A very anglo-saxon form of comedy, the Theatre of Embarrassment makes one squirm as well as laugh, and the laugh is often through gritted teeth. It is hard to watch and even harder to believe, yet it unfolds before your very eyes, arch and formal as Kabuki, visceral as a knife-fight in an alleyway.
When Norman Gunston asks Warren Beatty if “it’s true Miss Carly Simon wrote that song about you…?…The Impossible Dream…?” or mentions en passant to an interrupting Linda McCartney “It’s funny, you know, you don’t look Japanese,” you are at The Theatre.
When Larry and Cheryl David, in Curb Your Enthusiasm, drop in on an old acquaintance for what they assume is a cocktail party (actually, they are late for an intimate dinner), refuse to remove their shoes, are regaled by host Gil on his adventures in porno films, break a vase, are turned out, and then have to return for a mislaid watch, you are at the Theatre.

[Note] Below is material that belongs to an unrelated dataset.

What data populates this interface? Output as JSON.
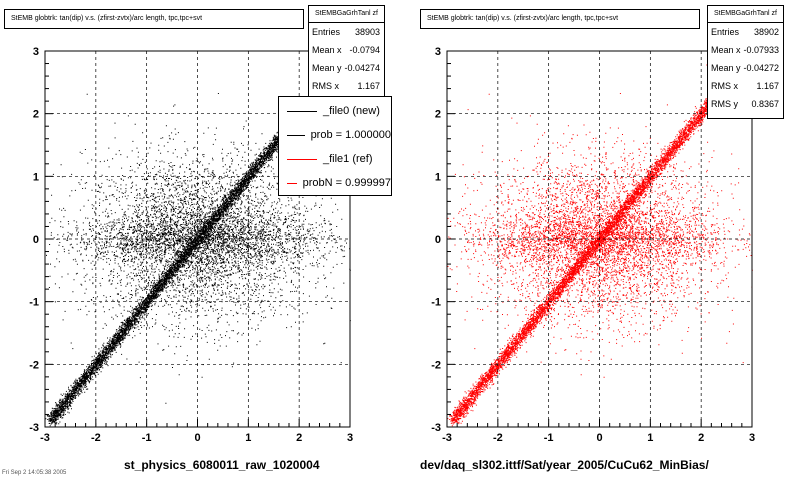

When Sean Micallef mock-interviews the first blind man to climb Everest and then finds fault because his guest is only legally blind…not “morally blind“, or, having blasted Australian Woman’s Tennis as worthless, asks a competitor about Anna Kournikova with a foolish grin, you are front-row in The Theatre.
When Borat asks a feminist group if they are familiar with Kazak research that establishes that “woman has brain the size of squirrel”, you’re front row and centre.
When Alan Partridge (“A-ha!”) insults, or bores, the entire human race, you’ve a box seat.
And when David Brent totally undermines a forum on people skills and gives a far-from-impromptu concert with acoustic guitar, you are at The Theatre of Embarrassment, where laughter and pain occupy the same seat.